I just listened to you speak at the Renfrew conference and signed up right away. My dissertation, 25 years ago, was on weight and health. All these years later, and the medical community has at best hardly budged. I’m so excited about your newsletter. Thank you for your work and commitment. I’ve spent my career listening to the fallout of the diet culture. So much suffering 💔
I get unreasonably angry every time Look AHEAD is data-mined to "prove weight loss works" or other related BS.

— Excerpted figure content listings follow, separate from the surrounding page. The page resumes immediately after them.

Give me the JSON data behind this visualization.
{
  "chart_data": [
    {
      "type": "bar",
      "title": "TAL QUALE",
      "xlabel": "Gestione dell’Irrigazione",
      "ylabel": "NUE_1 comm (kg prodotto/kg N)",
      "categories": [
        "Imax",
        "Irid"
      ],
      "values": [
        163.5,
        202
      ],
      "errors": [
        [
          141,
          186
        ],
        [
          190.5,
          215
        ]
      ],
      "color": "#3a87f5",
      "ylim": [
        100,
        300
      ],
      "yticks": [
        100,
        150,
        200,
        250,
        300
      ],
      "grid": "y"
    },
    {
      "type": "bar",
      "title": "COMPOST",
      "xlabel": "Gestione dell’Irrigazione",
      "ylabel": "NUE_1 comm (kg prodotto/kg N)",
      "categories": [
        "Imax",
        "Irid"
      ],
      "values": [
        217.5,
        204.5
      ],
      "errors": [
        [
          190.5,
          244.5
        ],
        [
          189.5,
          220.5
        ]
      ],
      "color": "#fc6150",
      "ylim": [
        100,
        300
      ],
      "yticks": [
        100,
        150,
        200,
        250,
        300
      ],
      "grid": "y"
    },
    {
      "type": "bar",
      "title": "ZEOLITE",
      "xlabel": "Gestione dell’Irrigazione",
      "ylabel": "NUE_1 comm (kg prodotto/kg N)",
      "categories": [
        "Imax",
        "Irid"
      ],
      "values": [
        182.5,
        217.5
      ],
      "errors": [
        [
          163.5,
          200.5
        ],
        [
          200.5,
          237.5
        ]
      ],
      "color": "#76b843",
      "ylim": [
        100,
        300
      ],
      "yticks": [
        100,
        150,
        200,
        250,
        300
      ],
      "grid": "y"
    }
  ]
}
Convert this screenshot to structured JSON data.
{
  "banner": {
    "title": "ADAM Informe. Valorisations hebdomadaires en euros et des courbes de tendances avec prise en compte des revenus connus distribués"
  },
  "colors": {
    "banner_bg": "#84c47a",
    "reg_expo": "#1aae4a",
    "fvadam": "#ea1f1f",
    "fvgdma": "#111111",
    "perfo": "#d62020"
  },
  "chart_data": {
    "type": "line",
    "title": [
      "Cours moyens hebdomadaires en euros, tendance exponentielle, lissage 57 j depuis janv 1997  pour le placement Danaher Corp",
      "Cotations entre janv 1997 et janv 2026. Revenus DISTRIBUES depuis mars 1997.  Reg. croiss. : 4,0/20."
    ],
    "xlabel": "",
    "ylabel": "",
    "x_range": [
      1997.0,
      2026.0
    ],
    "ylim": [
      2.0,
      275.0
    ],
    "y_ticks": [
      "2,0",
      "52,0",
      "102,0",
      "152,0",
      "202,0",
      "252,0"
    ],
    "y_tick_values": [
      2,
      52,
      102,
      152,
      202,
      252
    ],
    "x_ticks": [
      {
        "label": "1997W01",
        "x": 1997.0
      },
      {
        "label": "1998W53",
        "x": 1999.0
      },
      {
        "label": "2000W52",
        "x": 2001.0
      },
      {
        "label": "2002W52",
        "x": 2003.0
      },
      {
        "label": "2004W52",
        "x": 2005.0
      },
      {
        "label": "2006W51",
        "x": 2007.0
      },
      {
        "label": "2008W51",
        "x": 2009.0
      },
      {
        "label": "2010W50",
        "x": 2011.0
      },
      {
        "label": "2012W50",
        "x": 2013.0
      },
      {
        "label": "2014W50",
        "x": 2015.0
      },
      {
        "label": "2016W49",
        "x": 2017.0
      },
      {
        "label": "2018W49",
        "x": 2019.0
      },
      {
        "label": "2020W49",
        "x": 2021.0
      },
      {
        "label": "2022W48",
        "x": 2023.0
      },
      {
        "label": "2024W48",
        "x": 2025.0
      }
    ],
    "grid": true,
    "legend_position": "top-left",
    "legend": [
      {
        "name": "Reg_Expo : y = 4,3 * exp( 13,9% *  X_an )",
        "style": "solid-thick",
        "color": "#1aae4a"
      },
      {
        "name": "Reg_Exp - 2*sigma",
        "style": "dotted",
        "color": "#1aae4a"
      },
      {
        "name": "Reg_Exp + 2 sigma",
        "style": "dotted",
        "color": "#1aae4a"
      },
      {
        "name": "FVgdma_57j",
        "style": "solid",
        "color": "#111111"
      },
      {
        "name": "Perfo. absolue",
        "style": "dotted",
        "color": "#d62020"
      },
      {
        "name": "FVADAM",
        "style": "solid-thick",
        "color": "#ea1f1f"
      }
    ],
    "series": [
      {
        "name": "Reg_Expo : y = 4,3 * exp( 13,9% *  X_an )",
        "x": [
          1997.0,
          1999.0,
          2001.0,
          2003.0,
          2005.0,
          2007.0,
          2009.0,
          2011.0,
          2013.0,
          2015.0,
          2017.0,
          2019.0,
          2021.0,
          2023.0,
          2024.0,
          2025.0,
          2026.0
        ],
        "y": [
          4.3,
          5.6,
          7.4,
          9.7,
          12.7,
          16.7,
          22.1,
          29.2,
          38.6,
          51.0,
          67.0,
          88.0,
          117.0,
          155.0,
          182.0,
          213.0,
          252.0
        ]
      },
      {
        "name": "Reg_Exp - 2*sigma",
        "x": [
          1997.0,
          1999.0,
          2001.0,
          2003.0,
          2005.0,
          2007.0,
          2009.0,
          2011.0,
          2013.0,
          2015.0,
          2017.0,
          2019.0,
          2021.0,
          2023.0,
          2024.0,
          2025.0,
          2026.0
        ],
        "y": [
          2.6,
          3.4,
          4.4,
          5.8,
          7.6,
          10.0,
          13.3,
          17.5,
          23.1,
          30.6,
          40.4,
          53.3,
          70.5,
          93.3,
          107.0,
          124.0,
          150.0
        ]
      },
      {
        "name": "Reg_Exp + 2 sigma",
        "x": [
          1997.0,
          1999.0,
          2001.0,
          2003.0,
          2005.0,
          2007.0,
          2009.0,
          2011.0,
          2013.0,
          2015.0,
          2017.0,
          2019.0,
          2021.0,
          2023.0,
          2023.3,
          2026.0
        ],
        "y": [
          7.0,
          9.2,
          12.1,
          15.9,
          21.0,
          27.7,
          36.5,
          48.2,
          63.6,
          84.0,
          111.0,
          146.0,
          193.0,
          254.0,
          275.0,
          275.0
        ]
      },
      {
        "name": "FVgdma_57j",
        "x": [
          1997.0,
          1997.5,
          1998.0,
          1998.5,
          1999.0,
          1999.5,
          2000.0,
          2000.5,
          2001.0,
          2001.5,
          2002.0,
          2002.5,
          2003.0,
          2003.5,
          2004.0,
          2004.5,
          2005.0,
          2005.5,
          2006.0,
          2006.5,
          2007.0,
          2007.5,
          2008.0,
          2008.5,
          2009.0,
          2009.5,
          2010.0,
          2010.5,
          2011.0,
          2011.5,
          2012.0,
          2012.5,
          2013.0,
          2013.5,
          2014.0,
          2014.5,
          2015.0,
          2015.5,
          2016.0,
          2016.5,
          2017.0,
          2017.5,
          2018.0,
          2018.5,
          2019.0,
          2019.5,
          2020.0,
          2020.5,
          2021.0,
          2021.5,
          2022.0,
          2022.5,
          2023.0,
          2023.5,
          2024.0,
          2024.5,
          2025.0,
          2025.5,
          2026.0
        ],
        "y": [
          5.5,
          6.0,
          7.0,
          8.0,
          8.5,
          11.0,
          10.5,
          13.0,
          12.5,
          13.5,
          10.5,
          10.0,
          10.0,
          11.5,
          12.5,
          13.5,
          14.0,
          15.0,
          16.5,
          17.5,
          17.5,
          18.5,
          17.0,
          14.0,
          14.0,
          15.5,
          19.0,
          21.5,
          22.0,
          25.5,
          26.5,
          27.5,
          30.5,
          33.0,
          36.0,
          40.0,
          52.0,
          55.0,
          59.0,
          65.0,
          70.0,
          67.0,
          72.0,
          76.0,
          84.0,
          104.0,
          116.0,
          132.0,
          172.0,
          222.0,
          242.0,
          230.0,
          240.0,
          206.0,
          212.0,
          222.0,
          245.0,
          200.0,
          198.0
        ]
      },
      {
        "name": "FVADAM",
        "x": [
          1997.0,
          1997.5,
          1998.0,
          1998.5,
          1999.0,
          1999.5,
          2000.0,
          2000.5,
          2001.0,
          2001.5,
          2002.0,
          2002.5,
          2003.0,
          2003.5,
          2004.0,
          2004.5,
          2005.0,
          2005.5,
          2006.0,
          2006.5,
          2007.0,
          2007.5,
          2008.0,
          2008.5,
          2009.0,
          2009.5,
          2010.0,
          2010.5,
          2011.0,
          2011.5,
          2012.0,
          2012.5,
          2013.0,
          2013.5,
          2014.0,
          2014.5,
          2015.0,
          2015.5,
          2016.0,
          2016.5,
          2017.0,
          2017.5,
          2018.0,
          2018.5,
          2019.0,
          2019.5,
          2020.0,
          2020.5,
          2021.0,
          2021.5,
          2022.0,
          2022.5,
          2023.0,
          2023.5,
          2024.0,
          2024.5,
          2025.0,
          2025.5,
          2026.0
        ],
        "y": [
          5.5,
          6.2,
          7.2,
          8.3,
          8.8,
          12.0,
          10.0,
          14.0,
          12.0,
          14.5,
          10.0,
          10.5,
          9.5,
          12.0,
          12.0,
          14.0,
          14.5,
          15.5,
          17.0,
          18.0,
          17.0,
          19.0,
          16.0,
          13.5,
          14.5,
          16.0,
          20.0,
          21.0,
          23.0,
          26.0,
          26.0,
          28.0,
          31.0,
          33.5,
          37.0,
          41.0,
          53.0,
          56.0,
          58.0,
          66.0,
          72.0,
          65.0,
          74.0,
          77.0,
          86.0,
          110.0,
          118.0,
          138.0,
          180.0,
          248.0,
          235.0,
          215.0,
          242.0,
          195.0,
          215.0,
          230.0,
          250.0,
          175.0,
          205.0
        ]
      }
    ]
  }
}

Look AHEAD was a *failed study*. It was intended to be a 20-year study to see how weight loss improved the cardiovascular health of fat people with type 2 diabetes. The theory was that since Everyone Knows [insert eyeroll here] that losing weight "cures" type 2 diabetes, that getting fat people with T2DM to lose weight would reduce the amount of deaths by cardiovascular events.
It was stopped after 10 years because there was no difference in the death rates of people in the weight loss group and the control group. It failed. But like the (in)famous Framingham Nurse's Study, it's regularly data-mined to find links and pseudocauses for things.
Digging through the data from an already conducted study is a cost-saving measure; studies cost money and finding the right participants can be a lot of work. However, I think it's also important to note that when researchers go digging through data used in an existing study to find proof of a pre-conceived theory, there is a high chance that they are p-hacking -- cherry-picking data to fit the conclusion they want to see.